A previous Sultan gave Sukharno and the Republican government asylum in the 40s, and established Gajah Mada University in the grounds of the Kratong, so Jogja has a special administrative status that continues to this day. Our guide, a Gamelan music teacher who’s toured the world, explained that now the Sultan works to promote peace and Javanese culture—the kratong now offers free courses in Gamelan, dancing and puppetry. To demonstrate, he pointed out the pillars of the coronation room which contain symbols of Islam, Buddhism and Hinduism in syncretistic fusion, and explained that his family celebrate two major festivals, Eid and Christmas as he is a muslim and his wife is a christian. He went on to pronounce that all religions are as valid as each other and that it’s only the “stupid mafia politicians” who cause religious divisions. It’s rumoured that the current Sultan might run for the Indonesian presidency; if what I saw is indicative of his manifesto, all the best to him from me if he chooses to stand.
That theme of liberal egalitarianism continued the following day (a day off!) when we visited Borobudur, an eighth century temple that reminded me of, but pre-dates, Angkor Wat in Cambodia which I visited last year. Our guide was a lady in a hijab named Aysha, who obviously venerated the monument and didn’t hesitate to scold local youngsters who weren’t showing sufficient respect when climbing to the central stupa. There was also the surreal experience of finding all the local people’s cameras turning from the beautiful monument and onto me, while seemingly every schoolchild in the district quizzed me as to my opinion of Indonesian culture, food and Manchester United’s future prospects.

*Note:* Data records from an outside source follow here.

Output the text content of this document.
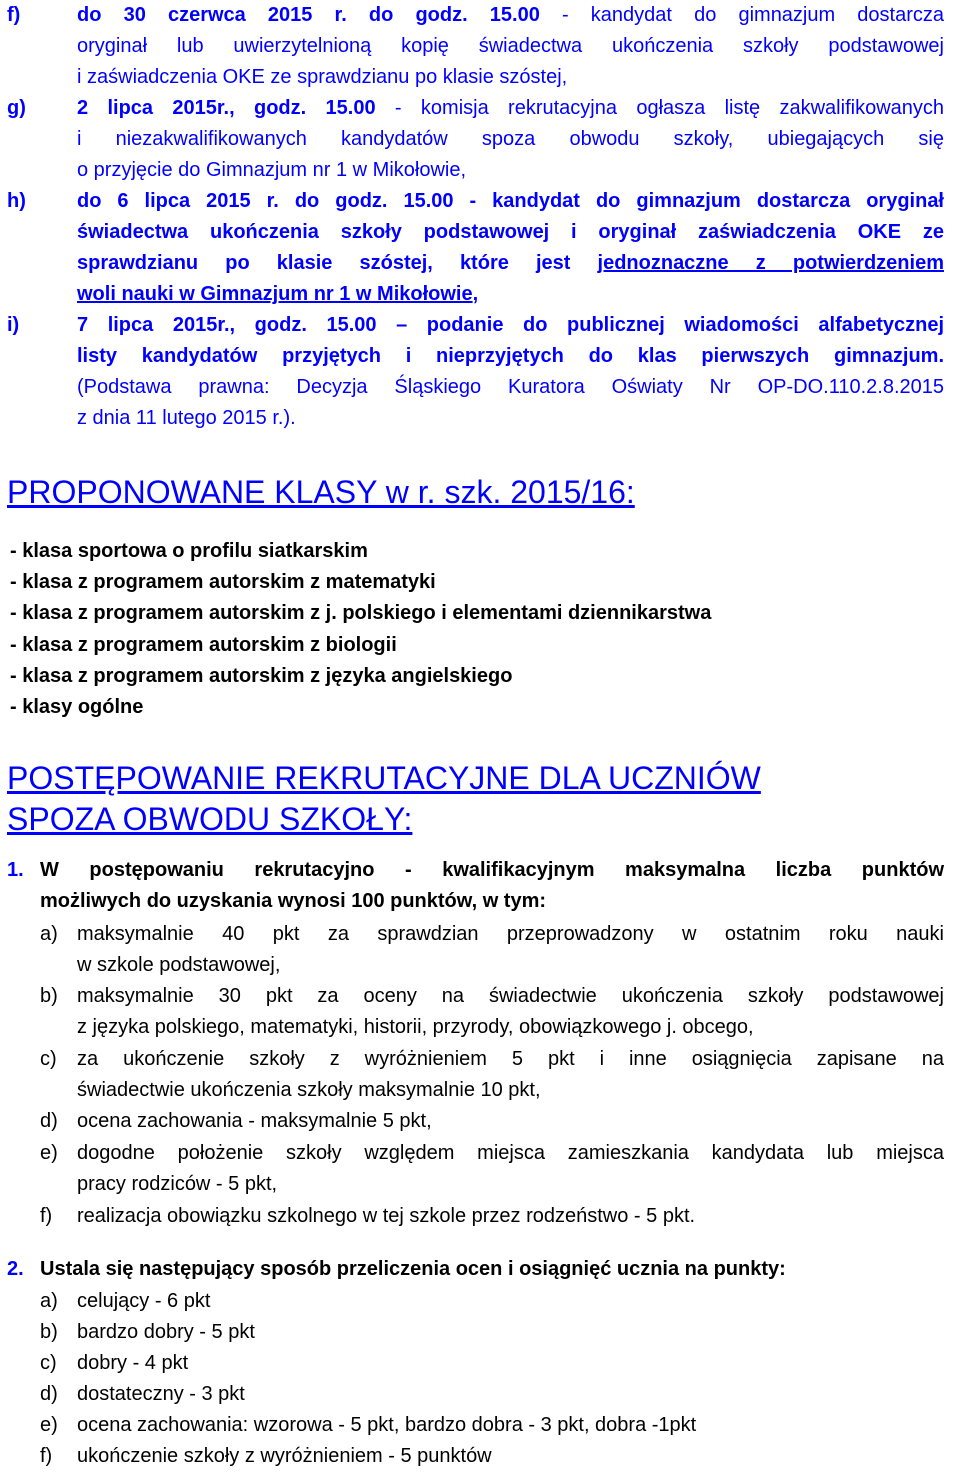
f)	do 30 czerwca 2015 r. do godz. 15.00 - kandydat do gimnazjum dostarcza
oryginał lub uwierzytelnioną kopię świadectwa ukończenia szkoły podstawowej
i zaświadczenia OKE ze sprawdzianu po klasie szóstej,
g)	2 lipca 2015r., godz. 15.00 - komisja rekrutacyjna ogłasza listę zakwalifikowanych
i niezakwalifikowanych kandydatów spoza obwodu szkoły, ubiegających się
o przyjęcie do Gimnazjum nr 1 w Mikołowie,
h)	do 6 lipca 2015 r. do godz. 15.00 - kandydat do gimnazjum dostarcza oryginał
świadectwa ukończenia szkoły podstawowej i oryginał zaświadczenia OKE ze
sprawdzianu po klasie szóstej, które jest jednoznaczne z potwierdzeniem
woli nauki w Gimnazjum nr 1 w Mikołowie,
i)	7 lipca 2015r., godz. 15.00 – podanie do publicznej wiadomości alfabetycznej
listy kandydatów przyjętych i nieprzyjętych do klas pierwszych gimnazjum.
(Podstawa prawna: Decyzja Śląskiego Kuratora Oświaty Nr OP-DO.110.2.8.2015
z dnia 11 lutego 2015 r.).
PROPONOWANE KLASY w r. szk. 2015/16:
- klasa sportowa o profilu siatkarskim
- klasa z programem autorskim z matematyki
- klasa z programem autorskim z j. polskiego i elementami dziennikarstwa
- klasa z programem autorskim z biologii
- klasa z programem autorskim z języka angielskiego
- klasy ogólne
POSTĘPOWANIE REKRUTACYJNE DLA UCZNIÓW
SPOZA OBWODU SZKOŁY:
1. W postępowaniu rekrutacyjno - kwalifikacyjnym maksymalna liczba punktów
możliwych do uzyskania wynosi 100 punktów, w tym:
a) maksymalnie 40 pkt za sprawdzian przeprowadzony w ostatnim roku nauki
w szkole podstawowej,
b) maksymalnie 30 pkt za oceny na świadectwie ukończenia szkoły podstawowej
z języka polskiego, matematyki, historii, przyrody, obowiązkowego j. obcego,
c)	za ukończenie szkoły z wyróżnieniem 5 pkt i inne osiągnięcia zapisane na
świadectwie ukończenia szkoły maksymalnie 10 pkt,
d) ocena zachowania - maksymalnie 5 pkt,
e) dogodne położenie szkoły względem miejsca zamieszkania kandydata lub miejsca
pracy rodziców - 5 pkt,
f)	realizacja obowiązku szkolnego w tej szkole przez rodzeństwo - 5 pkt.
2. Ustala się następujący sposób przeliczenia ocen i osiągnięć ucznia na punkty:
a) celujący - 6 pkt
b) bardzo dobry - 5 pkt
c)	dobry - 4 pkt
d) dostateczny - 3 pkt
e) ocena zachowania: wzorowa - 5 pkt, bardzo dobra - 3 pkt, dobra -1pkt
f)	ukończenie szkoły z wyróżnieniem - 5 punktów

We also had a great meet-up with loads of local students, some of whom made me somewhat nervous when they examined this site’s CSS and quizzed me about my choice of image replacement methods. Jogja has a lively blogging community which just won an award of 10 million rupiah for their efforts and which meets face-to-face every Friday on Malioboro, the main drag to the Kraton. There was knowledge and appreciation of English designers, and excitement that Jon Hicks has joined Opera. I pointed them to some sites they hadn’t been to: 24 ways, A List Apart, CSS3.info and PPK.
So now I’m just about to go out with Zi Bin for food, and just possibly a couple of Bintangs for our final night in Indonesia. (Putri got sick and has returned home to her family for couple of days.) My suitcase is swelling with some framed carved stone copies of Borobudur temple reliefs and some CDs: Mulan Jameela‘s ballsy “Wonder Woman”, and some traditional Javanese music which I find relaxing to work to. Best of all is the cheesy earworm Indo-pop by “Bukan Permainan” by Gita Gutawa. I dare you to watch her live and not hum the damn chorus for a week.
I wouldn’t go so far as to say that Jogja is my favourite city in Indonesia, as that would do a disservice to the other universities that welcomed us so graciously, but I do feel a special affinity with the city, despite its earthquakes, recent tornado and the constantly smoking volcano that looms above it.
So, farewell Jogja and Indonesia: terima kasih (thank you very much).